Siempre fui mujer de grandes ocurrencias, y aquel día tuve una de las más sonadas. David me había contado en una ocasión que su antiguo mentor y amigo, don Pedro Vidal, disponía de una casa junto al mar en un rincón remoto de la Costa Brava llamado S’Agaró. La casa le había servido en su día a modo de esa institución de la burguesía catalana, el picadero, o lugar al que llevarse a señoritas, a meretrices y a otras candidatas al amor breve para desfogar el brío propio de los caballeros de buena cuna sin mancillar el inmaculado vínculo matrimonial.
Vidal, que disponía de varios locales al uso dentro de la comodidad de la ciudad de Barcelona, siempre le había ofrecido a David su guarida frente al mar para lo que quisiera, porque él y sus primos solo la utilizaban en verano, e incluso entonces solo durante un par de semanas. La llave estaba siempre oculta tras una piedra en un relieve junto a la entrada. Con el dinero que había sacado de la caja registradora de la librería compré dos billetes hasta Gerona y de allí otros dos hasta San Feliu de Guíxols, localidad que quedaba a dos kilómetros de la bahía de San Pol en la que se encontraba el enclave de S’Agaró. David no opuso resistencia alguna. Por el camino se apoyó en mi hombro y se durmió.
«Hace años que no duermo», dijo.
Llegamos al anochecer, con lo puesto. Una vez allí, aprovechando el manto de la noche, preferí no tomar un carromato frente a la estación e hicimos el camino a pie hasta la villa. La llave seguía allí. La casa llevaba años cerrada. Abrí todas las ventanas de par en par y las dejé así hasta que amaneció sobre el mar al pie del acantilado. David había dormido como un niño toda la noche y cuando el sol le rozó la cara abrió los ojos, se incorporó y se me acercó. Me abrazó con fuerza y cuando le pregunté por qué había vuelto me contestó que había comprendido que me quería.
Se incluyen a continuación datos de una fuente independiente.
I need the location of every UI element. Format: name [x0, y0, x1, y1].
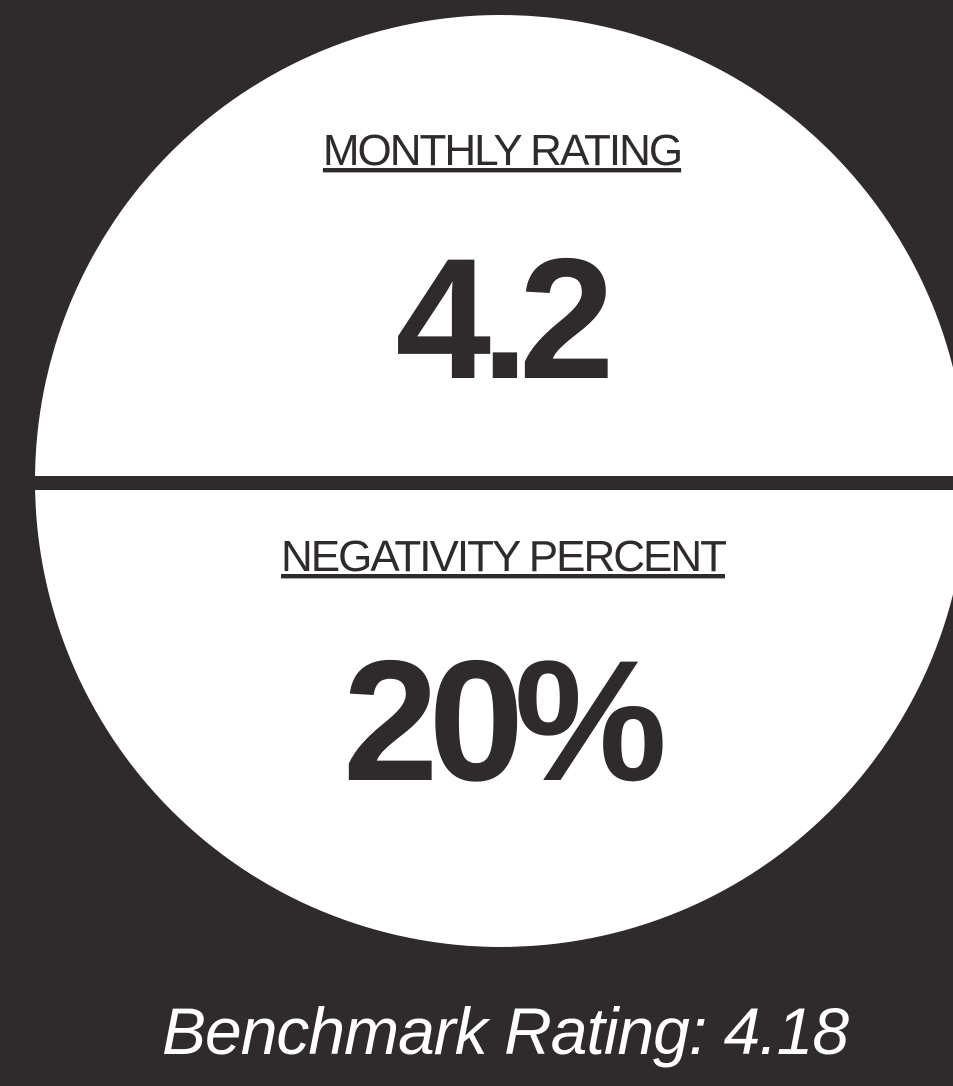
top-label: MONTHLY RATING: [323, 126, 681, 175]
divider: [30, 476, 953, 490]
benchmark: Benchmark Rating: 4.18: [162, 994, 849, 1068]
bottom-value: 20%: [343, 625, 663, 817]
bottom-label: NEGATIVITY PERCENT: [281, 532, 726, 581]
top-value: 4.2: [395, 223, 607, 415]
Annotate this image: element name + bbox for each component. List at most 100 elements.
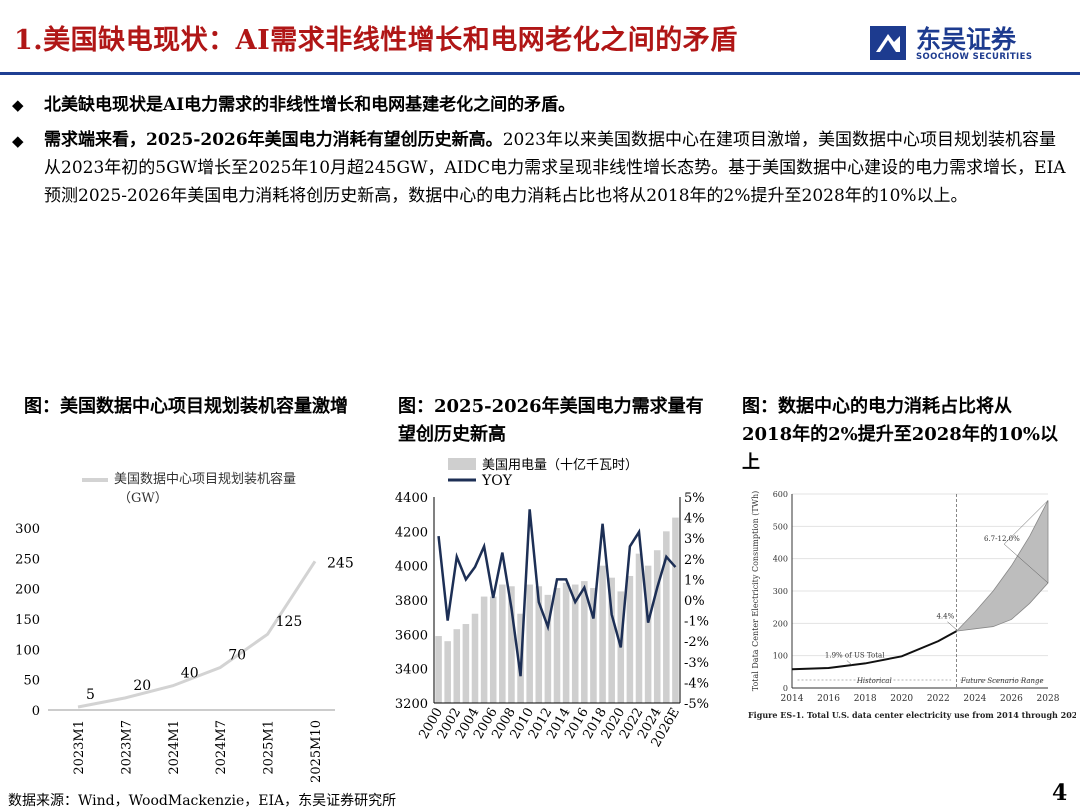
y-right-tick-label: 4% [684,512,705,527]
bar [599,565,606,703]
bar [499,584,506,703]
y-tick-label: 100 [773,652,788,661]
y-right-tick-label: 3% [684,532,705,547]
bar [571,584,579,703]
y-tick-label: 400 [773,555,788,564]
yoy-line [437,509,677,677]
annotation-leader [1003,543,1049,584]
y-tick-label: 0 [783,684,788,693]
legend-label: YOY [481,473,513,489]
y-tick-label: 500 [773,522,788,531]
x-tick-label: 2024M1 [167,720,182,775]
bar [553,587,561,703]
scenario-range-area [955,500,1049,632]
bullet-diamond-icon: ◆ [12,96,24,114]
soochow-logo-icon [870,26,906,60]
bullet-text-2: 需求端来看，2025-2026年美国电力消耗有望创历史新高。2023年以来美国数… [44,126,1070,210]
x-tick-label: 2028 [1037,694,1060,704]
x-tick-label: 2025M1 [262,720,277,775]
data-label: 70 [228,648,246,664]
bar [644,565,652,703]
y-tick-label: 200 [15,583,40,598]
y-left-tick-label: 3400 [395,663,428,678]
y-left-tick-label: 4400 [395,491,428,506]
y-right-tick-label: 5% [684,491,705,506]
source-note: 数据来源：Wind，WoodMackenzie，EIA，东吴证券研究所 [8,793,397,809]
y-tick-label: 600 [773,490,788,499]
x-tick-label: 2018 [854,694,877,704]
y-tick-label: 200 [773,619,788,628]
y-tick-label: 100 [15,643,40,658]
bullet-1-bold: 北美缺电现状是AI电力需求的非线性增长和电网基建老化之间的矛盾。 [44,95,576,115]
legend-bar-swatch [448,458,476,470]
bar [608,577,615,703]
chart-2-us-power-demand: 美国用电量（十亿千瓦时）YOY 3200 3400 3600 3800 4000 4200 4… [395,458,709,750]
bar [635,553,643,703]
data-label: 20 [133,678,151,694]
y-left-tick-label: 3200 [395,697,428,712]
annotation: Historical [856,677,892,685]
bar [590,587,597,703]
y-left-tick-label: 4000 [395,560,428,575]
bar [471,613,479,703]
historical-line [791,630,958,671]
header-divider [0,72,1080,75]
bar [653,550,661,703]
bar [480,596,488,703]
bar [435,636,442,703]
figure-2-title: 图：2025-2026年美国电力需求量有望创历史新高 [398,396,704,445]
legend-label: （GW） [118,491,168,506]
chart-3-dc-electricity-share: 0 100 200 300 400 500 600 2014 2016 2018 2020 2022 2… [748,490,1076,720]
bar [672,517,679,703]
page-title: 1.美国缺电现状：AI需求非线性增长和电网老化之间的矛盾 [14,25,738,56]
annotation: 4.4% [936,612,954,620]
annotation: Future Scenario Range [960,677,1044,685]
bullet-2-bold: 需求端来看，2025-2026年美国电力消耗有望创历史新高。 [44,130,503,150]
legend-label: 美国用电量（十亿千瓦时） [482,458,638,473]
logo-text-cn: 东吴证券 [916,25,1017,54]
figure-1-title: 图：美国数据中心项目规划装机容量激增 [24,396,348,417]
legend-label: 美国数据中心项目规划装机容量 [114,471,296,487]
brand-logo: 东吴证券 SOOCHOW SECURITIES [868,22,1068,64]
annotation-leader [846,660,853,666]
y-right-tick-label: 0% [684,594,705,609]
figure-caption: Figure ES-1. Total U.S. data center elec… [748,710,1076,720]
y-right-tick-label: -3% [684,656,709,671]
y-right-tick-label: -1% [684,615,709,630]
data-label: 125 [276,614,303,630]
bullet-text-1: 北美缺电现状是AI电力需求的非线性增长和电网基建老化之间的矛盾。 [44,91,1070,119]
annotation-leader [1003,500,1049,545]
y-right-tick-label: -2% [684,635,709,650]
x-tick-label: 2022 [927,694,950,704]
bar [663,531,670,703]
x-tick-label: 2024 [963,694,986,704]
x-tick-label: 2014 [781,694,804,704]
y-right-tick-label: -5% [684,697,709,712]
y-left-tick-label: 3600 [395,628,428,643]
y-right-tick-label: -4% [684,676,709,691]
chart-1-datacenter-capacity: 美国数据中心项目规划装机容量 （GW） 0 50 100 150 200 250 300 5 20 4… [15,471,354,783]
bar [626,575,634,703]
data-label: 245 [327,555,354,571]
bullet-2-body: 2023年以来美国数据中心在建项目激增，美国数据中心项目规划装机容量从2023年… [44,130,1066,206]
y-left-tick-label: 3800 [395,594,428,609]
logo-text-en: SOOCHOW SECURITIES [916,52,1033,62]
y-tick-label: 250 [15,552,40,567]
bar [544,594,552,703]
y-left-tick-label: 4200 [395,525,428,540]
y-tick-label: 300 [773,587,788,596]
bar [562,582,570,703]
y-axis-title: Total Data Center Electricity Consumptio… [751,491,760,691]
x-tick-label: 2023M7 [119,720,134,775]
y-tick-label: 50 [23,674,40,689]
x-tick-label: 2016 [817,694,840,704]
data-label: 40 [181,666,199,682]
y-tick-label: 300 [15,522,40,537]
annotation-leader [947,621,957,630]
bar [581,581,588,703]
series-line [77,560,317,709]
data-label: 5 [86,687,95,703]
bar [535,586,543,703]
figure-3-title: 图：数据中心的电力消耗占比将从2018年的2%提升至2028年的10%以上 [742,396,1058,473]
y-right-tick-label: 1% [684,573,705,588]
«No tienes derecho a quererme», le dije.
Tras años de inactividad me salió la Vesubia que siempre había llevado dentro y empecé a gritarle y a sacar toda la rabia, toda la tristeza y todo el anhelo con que me había dejado. Le aseguré que conocerle era lo peor que me había pasado en la vida, que le odiaba, que no quería volver a verle nunca más y que deseaba que se quedase en aquella casa y se pudriera allí para siempre. David asintió y bajó la mirada. Supongo que fue entonces cuando le besé, porque siempre era yo la que tenía que besar primero, y pulvericé en un segundo el resto de mi vida. El cura de mi infancia se había equivocado. No había venido al mundo a llevar la contraria, sino a cometer errores. Y aquella mañana, en sus brazos, cometí el mayor de cuantos podría haber cometido.